In short
- A brand new examine reveals LLMs can mimic human buy intent by mapping free-text solutions to Likert scores by semantic similarity.
- Technique achieved 90% of human check–retest reliability on 9,300 actual survey responses.
- The examine raises questions on bias, generalization, and the way far “artificial shoppers” can stand in for actual folks.
Neglect focus teams: A brand new examine discovered that enormous language fashions can forecast whether or not you need to purchase one thing with hanging accuracy, dramatically outperforming conventional advertising instruments.
Researchers on the College of Mannheim and ETH Zürich have discovered that enormous language fashions can replicate human buy intent—the “How doubtless are you to purchase this?” metric beloved by entrepreneurs—by remodeling free-form textual content into structured survey information.
In a paper printed final week, the crew launched a way referred to as “Semantic Similarity Ranking,” which converts the mannequin’s open-ended responses into numerical “Likert” scores, a five-point scale utilized in conventional shopper analysis.
Fairly than asking a mannequin to choose a quantity between one and 5, the researchers had it reply naturally—“I’d positively purchase this,” or “Possibly if it had been on sale”—after which measured how semantically shut these statements had been to canonical solutions like “I’d positively purchase this” or “I’d not purchase this.”
Every reply was mapped in embedding area to the closest reference assertion, successfully turning LLM textual content into statistical scores. “We present that optimizing for semantic similarity relatively than numeric labels yields purchase-intent distributions that carefully match human survey information,” the authors wrote. “LLM-generated responses achieved 90% of the reliability of repeated human surveys whereas preserving pure variation in attitudes.”
In exams throughout 9,300 actual human survey responses about personal-care merchandise, the SSR methodology produced artificial respondents whose Likert distributions almost mirrored the originals. In different phrases: when requested to “assume like shoppers,” the fashions did.
Why it issues
The discovering might reshape how corporations conduct product testing and market analysis. Shopper surveys are notoriously costly, gradual, and susceptible to bias. Artificial respondents—in the event that they behave like actual ones—might let corporations display screen hundreds of merchandise or messages for a fraction of the price.
It additionally validates a deeper declare: that the geometry of an LLM’s semantic area encodes not simply language understanding however attitudinal reasoning. By evaluating solutions in embedding area relatively than treating them as literal textual content, the examine demonstrates that mannequin semantics can stand in for human judgment with stunning constancy.
On the similar time, it raises acquainted moral and methodological dangers. The researchers examined just one product class, leaving open whether or not the identical method would maintain for monetary choices or politically charged subjects.

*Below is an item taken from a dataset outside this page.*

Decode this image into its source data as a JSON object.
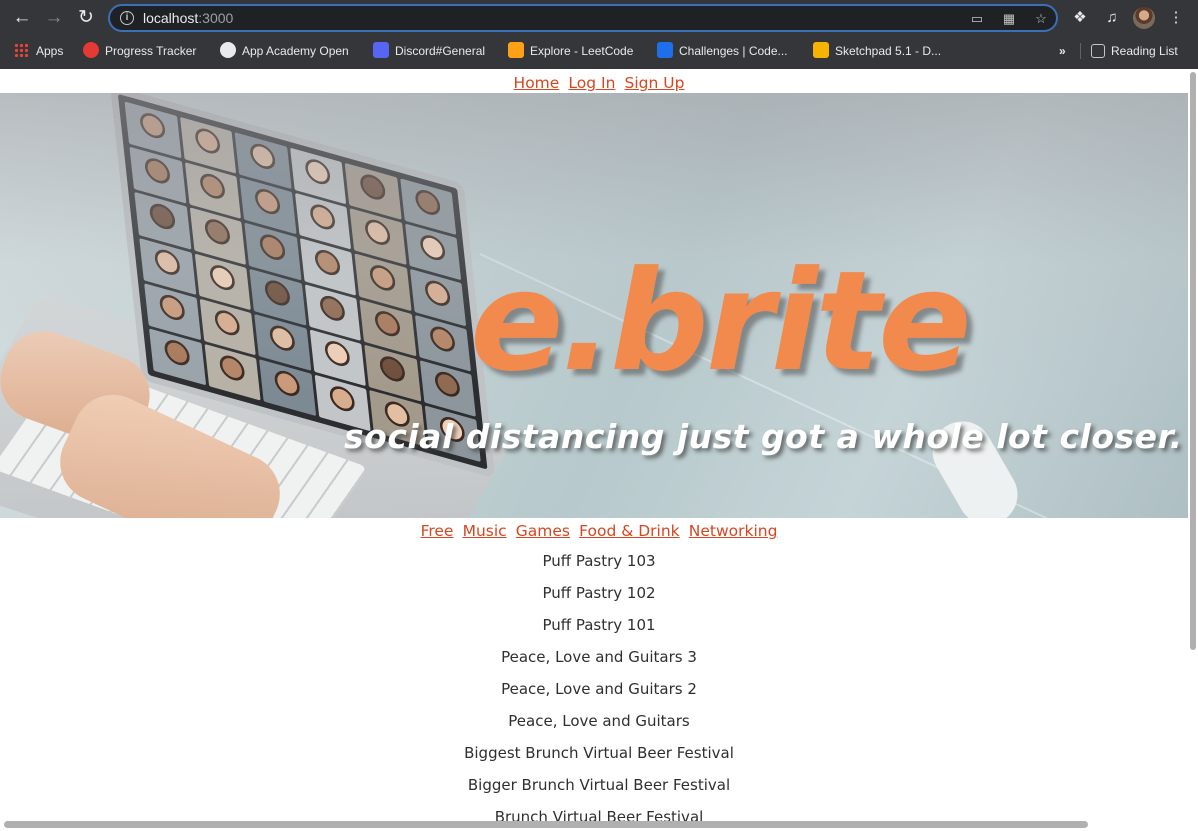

And artificial “shoppers” might simply turn into artificial targets: the identical modeling methods might assist optimize political persuasion, promoting, or behavioral nudges.

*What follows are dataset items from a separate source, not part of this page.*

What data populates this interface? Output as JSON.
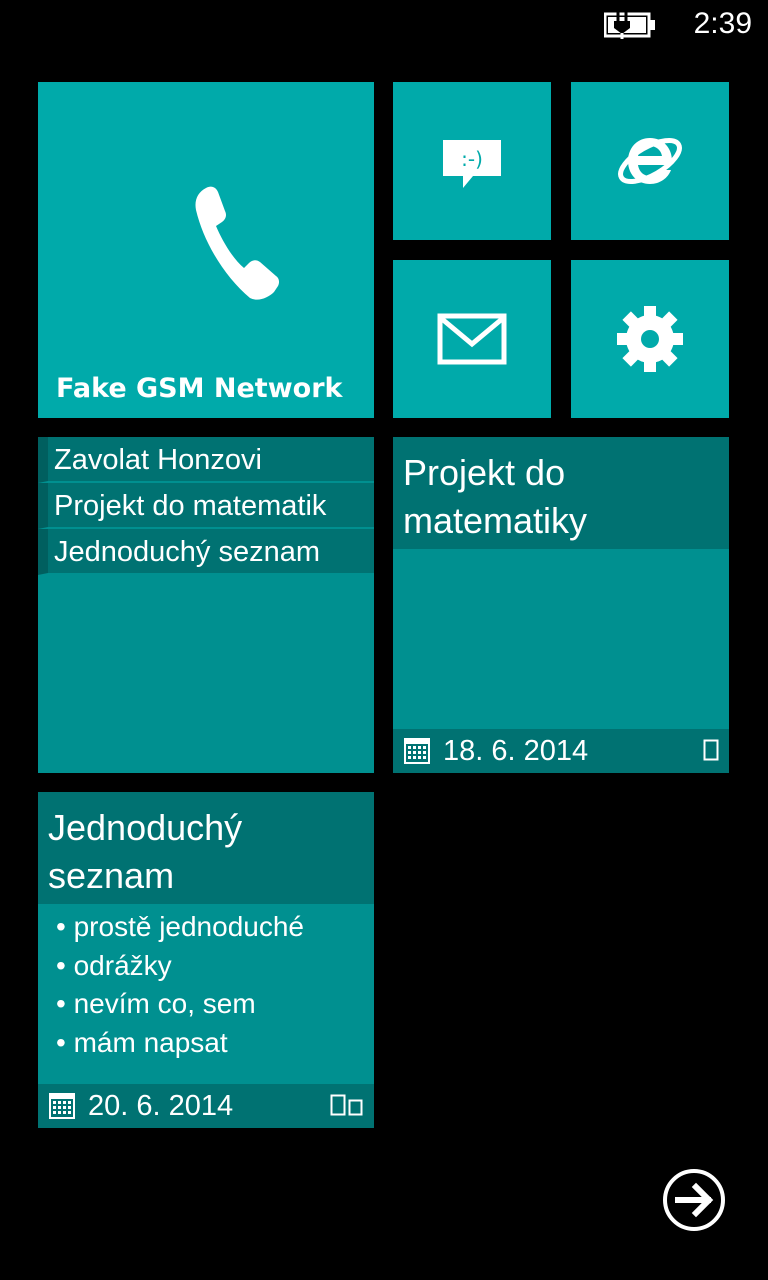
{
  "status_bar": {
    "time": "2:39",
    "battery_icon": "battery-charging-icon"
  },
  "tiles": {
    "phone": {
      "label": "Fake GSM Network",
      "icon": "phone-icon"
    },
    "messaging": {
      "icon": "messaging-icon",
      "emoticon": ":-)"
    },
    "internet_explorer": {
      "icon": "internet-explorer-icon"
    },
    "mail": {
      "icon": "mail-icon"
    },
    "settings": {
      "icon": "gear-icon"
    }
  },
  "note_list": {
    "items": [
      "Zavolat Honzovi",
      "Projekt do matematik",
      "Jednoduchý seznam"
    ]
  },
  "note_project": {
    "title": "Projekt do matematiky",
    "date": "18. 6. 2014",
    "page_indicator": "single"
  },
  "note_simple": {
    "title": "Jednoduchý seznam",
    "bullets": [
      "prostě jednoduché",
      "odrážky",
      "nevím co, sem",
      "mám napsat"
    ],
    "date": "20. 6. 2014",
    "page_indicator": "double"
  },
  "navigation": {
    "next_icon": "arrow-right-circle-icon"
  },
  "colors": {
    "accent": "#00aaaa",
    "note_body": "#009090",
    "note_header": "#007272",
    "list_marker": "#005f5f",
    "background": "#000000"
  }
}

Because the authors put it, “market-driven optimization pressures can systematically erode alignment”—a phrase that resonates far past advertising.
A observe of skepticism
The authors acknowledge that their check area—personal-care merchandise—is slim and will not generalize to high-stakes or emotionally charged purchases. The SSR mapping additionally will depend on fastidiously chosen reference statements: small wording modifications can skew outcomes. Furthermore, the examine depends on human survey information as “floor fact,” though such information is notoriously noisy and culturally biased.
Critics level out that embedding-based similarity assumes that language vectors map neatly onto human attitudes, an assumption that will fail when context or irony enters the combination. The paper’s personal reliability numbers—90% of human test-retest consistency—sound spectacular however nonetheless depart room for vital drift. Briefly, the tactic works on common, nevertheless it’s not but clear whether or not these averages seize actual human variety or just replicate the mannequin’s coaching priors.
The larger image
Educational curiosity in “artificial shopper modeling” has surged in 2025 as corporations experiment with AI-based focus teams and predictive polling. Comparable work by MIT and the College of Cambridge has proven that LLMs can mimic demographic and psychometric segments with reasonable reliability, however none have beforehand demonstrated an in depth statistical match to actual purchase-intent information.
For now, the SSR methodology stays a analysis prototype, nevertheless it hints at a future the place LLMs won’t simply reply questions—however symbolize the general public itself.
Whether or not that’s an advance or a hallucination within the making remains to be up for debate.
Typically Clever E-newsletter
A weekly AI journey narrated by Gen, a generative AI mannequin.